Net international reserves have remained around $16.5 billion in recent months, having declined from $36 billion in December 2010, a month before the 2011 uprising that toppled longtime autocrat Hosni Mubarak.
Central bank Governor Tarek Amer said late on Sunday the bank would only consider floating the pound once the country shores up its foreign currency reserves to $25 billion or $30 billion.

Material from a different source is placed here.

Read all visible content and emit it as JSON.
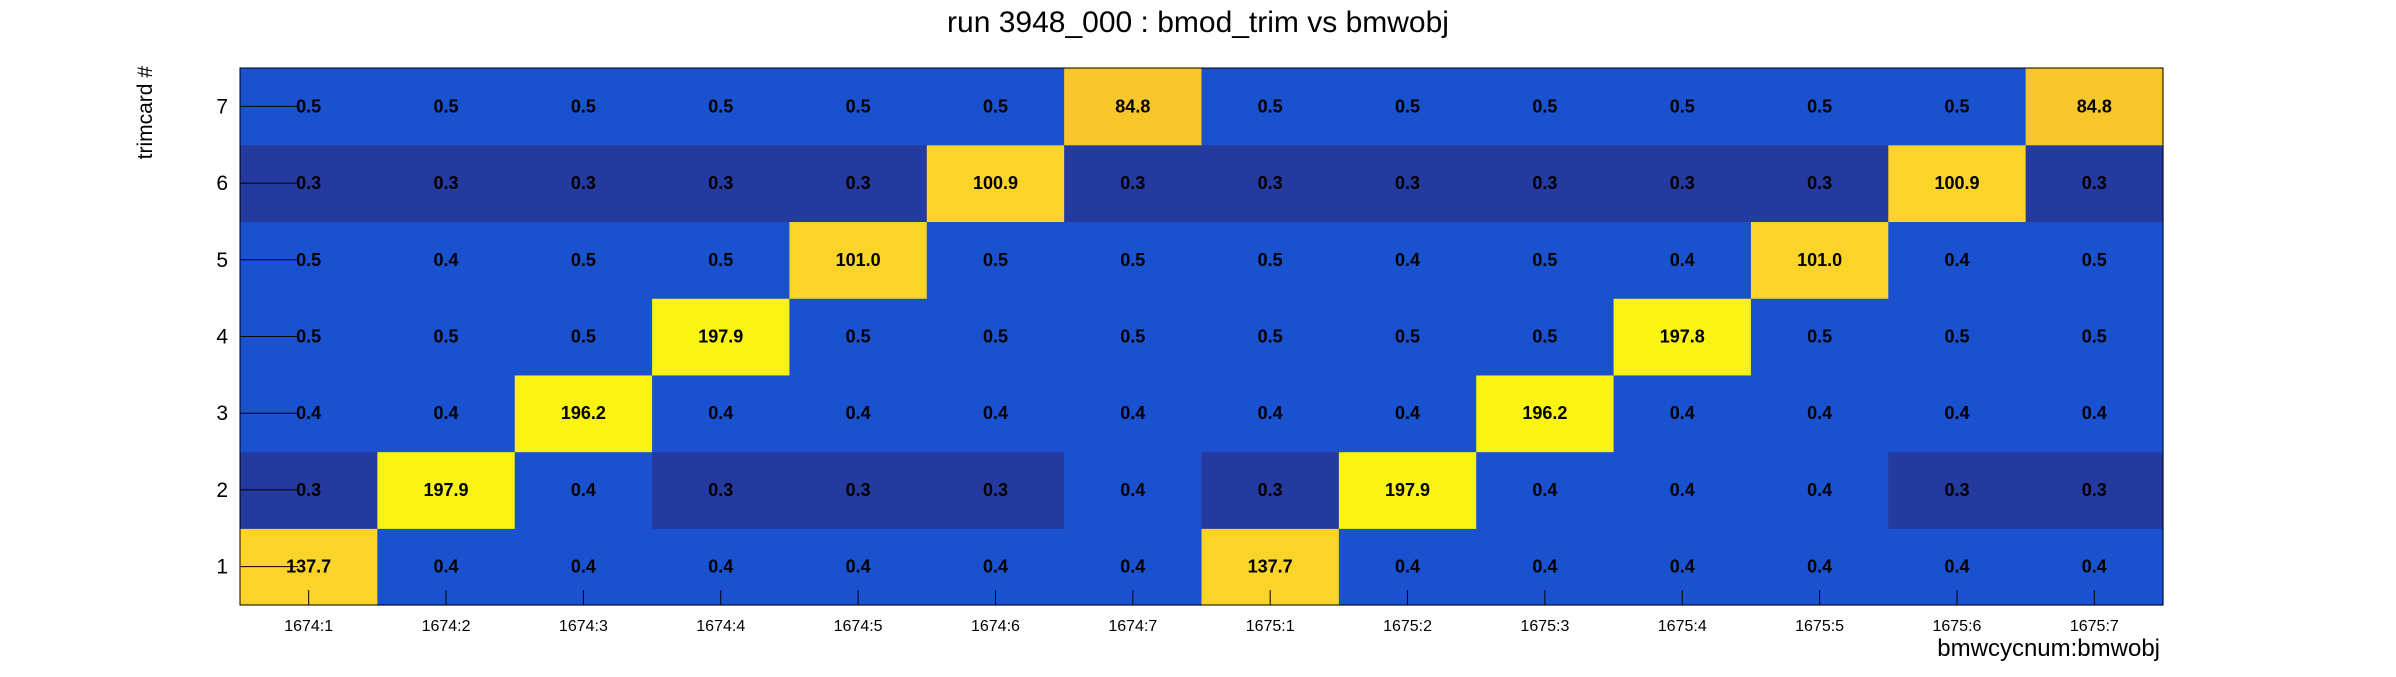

Amer said in a televised interview with the prominent TV commentator Ibrahim Eissa that the bank is mindful of the inflationary effects for ordinary Egyptians if they float the pound, as the country depends on imports for many consumer goods.
A devaluation would cause a surge in prices for Egyptians, whose economy has yet to recover from years of turmoil since Mubarak’s ouster, in spite of President Abdel-Fattah el-Sissi’s promises to set the country on track to prosperity. At the same time, a wave of suicide bombings and militant attacks has intensified since el-Sissi led the army’s ouster of Islamist President Mohammed Morsi in 2013.
Egypt’s official exchange rate remained at 7.83 at banks since the central bank strengthened the pound by 0.20 pounds in November, a move that came as a surprise to investors.
Some economists argue it is better the central bank devalues the pound sooner rather than later, instead of spending available dollars to keep the pound artificially strong.
“They cannot prevent devaluation, they’re just postponing it. And this is causing the situation to get worse and worse,” said Farahat.
While the central bank has a role to play to keep the pound steady, the government should also work on finding and implementing incentives to attract foreign investors and boost dollar reserves, said Amr Elalfy, global head of research at Mubasher Financial Services.
“To attract foreign investment to the country we need incentives and facilitation, but as long as we remain in our current situation, no one will come,” said Elalfy.